The following code snippet shows how to use Filter to only allow GET requests.

services.AddOpenTelemetry()
    .WithTracing(builder => builder
        .AddAspNetCoreInstrumentation((options) => options.Filter = httpContext =>
        {
            // only collect telemetry about HTTP GET requests
            return httpContext.Request.Method.Equals("GET");
        })
        .AddConsoleExporter());

It is important to note that this Filter option is specific to this instrumentation. OpenTelemetry has a concept of a Sampler, and the Filter option does the filtering after the Sampler is invoked.

Enrich

This instrumentation library provides EnrichWithHttpRequest, EnrichWithHttpResponse and EnrichWithException options that can be used to enrich the activity with additional information from the raw HttpRequest, HttpResponse and Exception objects respectively. These actions are called only when activity.IsAllDataRequested is true. It contains the activity itself (which can be enriched) and the actual raw object.

The following code snippet shows how to enrich the activity using all 3 different options.

services.AddOpenTelemetry()
    .WithTracing(builder => builder
        .AddAspNetCoreInstrumentation(o =>
        {
            o.EnrichWithHttpRequest = (activity, httpRequest) =>
            {
                activity.SetTag("requestProtocol", httpRequest.Protocol);
            };
            o.EnrichWithHttpResponse = (activity, httpResponse) =>
            {
                activity.SetTag("responseLength", httpResponse.ContentLength);
            };
            o.EnrichWithException = (activity, exception) =>
            {
                activity.SetTag("exceptionType", exception.GetType().ToString());
            };
        }));

Processor, is the general extensibility point to add additional properties to any activity.
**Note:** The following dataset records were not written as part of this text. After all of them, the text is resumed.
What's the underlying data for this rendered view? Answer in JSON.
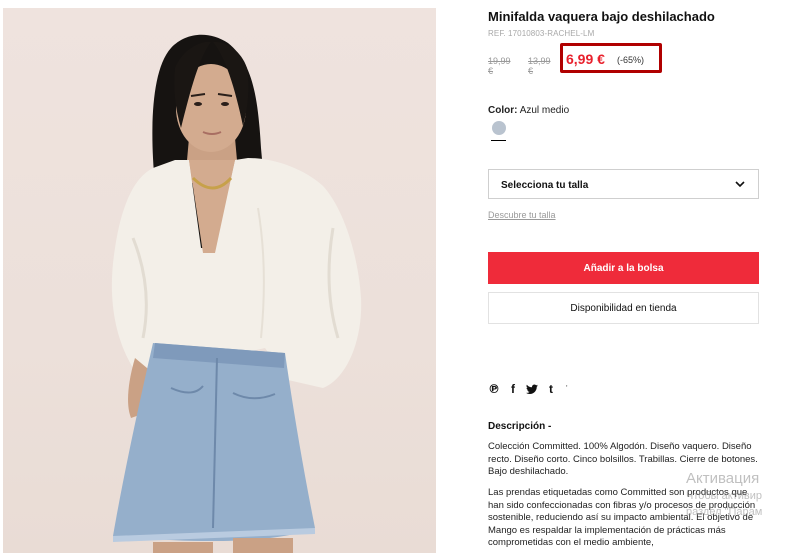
{
  "product": {
    "title": "Minifalda vaquera bajo deshilachado",
    "ref": "REF. 17010803-RACHEL-LM",
    "prices": {
      "original": "19,99 €",
      "previous": "13,99 €",
      "current": "6,99 €",
      "discount": "(-65%)"
    },
    "color": {
      "label": "Color:",
      "value": "Azul medio",
      "swatch_hex": "#b9c3cf"
    },
    "size_select_label": "Selecciona tu talla",
    "size_guide_link": "Descubre tu talla",
    "add_to_bag": "Añadir a la bolsa",
    "store_availability": "Disponibilidad en tienda"
  },
  "share_icons": [
    "pinterest-icon",
    "facebook-icon",
    "twitter-icon",
    "tumblr-icon",
    "more-icon"
  ],
  "description": {
    "title": "Descripción -",
    "paragraph1": "Colección Committed. 100% Algodón. Diseño vaquero. Diseño recto. Diseño corto. Cinco bolsillos. Trabillas. Cierre de botones. Bajo deshilachado.",
    "paragraph2": "Las prendas etiquetadas como Committed son productos que han sido confeccionadas con fibras y/o procesos de producción sostenible, reduciendo así su impacto ambiental. El objetivo de Mango es respaldar la implementación de prácticas más comprometidas con el medio ambiente,"
  },
  "os_watermark": {
    "line1": "Активация",
    "line2": "Чтобы активир",
    "line3": "раздел \"Парам"
  },
  "colors": {
    "accent_red": "#ef2b3a",
    "price_red": "#e8202c",
    "highlight_box": "#b00000"
  }
}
The Enrich option is specific to this instrumentation, and is provided to get access to HttpRequest and HttpResponse.

RecordException

This instrumentation automatically sets Activity Status to Error if an unhandled exception is thrown. Additionally, RecordException feature may be turned on, to store the exception to the Activity itself as ActivityEvent.

Activity duration and http.server.request.duration metric calculation

Activity.Duration and http.server.request.duration values represents the time used to handle an inbound HTTP request as measured at the hosting layer of ASP.NET Core. The time measurement starts once the underlying web host has:

  • Sufficiently parsed the HTTP request headers on the inbound network stream to identify the new request.
  • Initialized the context data structures such as the HttpContext.

The time ends when:

  • The ASP.NET Core handler pipeline is finished executing.
  • All response data has been sent.
  • The context data structures for the request are being disposed.

Experimental support for gRPC requests

gRPC instrumentation can be enabled by setting OTEL_DOTNET_EXPERIMENTAL_ASPNETCORE_ENABLE_GRPC_INSTRUMENTATION flag to True. The flag can be set as an environment variable or via IConfiguration as shown below.

var appBuilder = WebApplication.CreateBuilder(args);

appBuilder.Configuration.AddInMemoryCollection(
    new Dictionary<string, string?>
    {
        ["OTEL_DOTNET_EXPERIMENTAL_ASPNETCORE_ENABLE_GRPC_INSTRUMENTATION"] = "true",
    });

appBuilder.Services.AddOpenTelemetry()
    .WithTracing(tracing => tracing
    .AddAspNetCoreInstrumentation());

Semantic conventions for RPC are still experimental and hence the instrumentation only offers it as an experimental feature.

Troubleshooting

This component uses an EventSource with the name "OpenTelemetry-Instrumentation-AspNetCore" for its internal logging. Please refer to SDK troubleshooting for instructions on seeing these internal logs.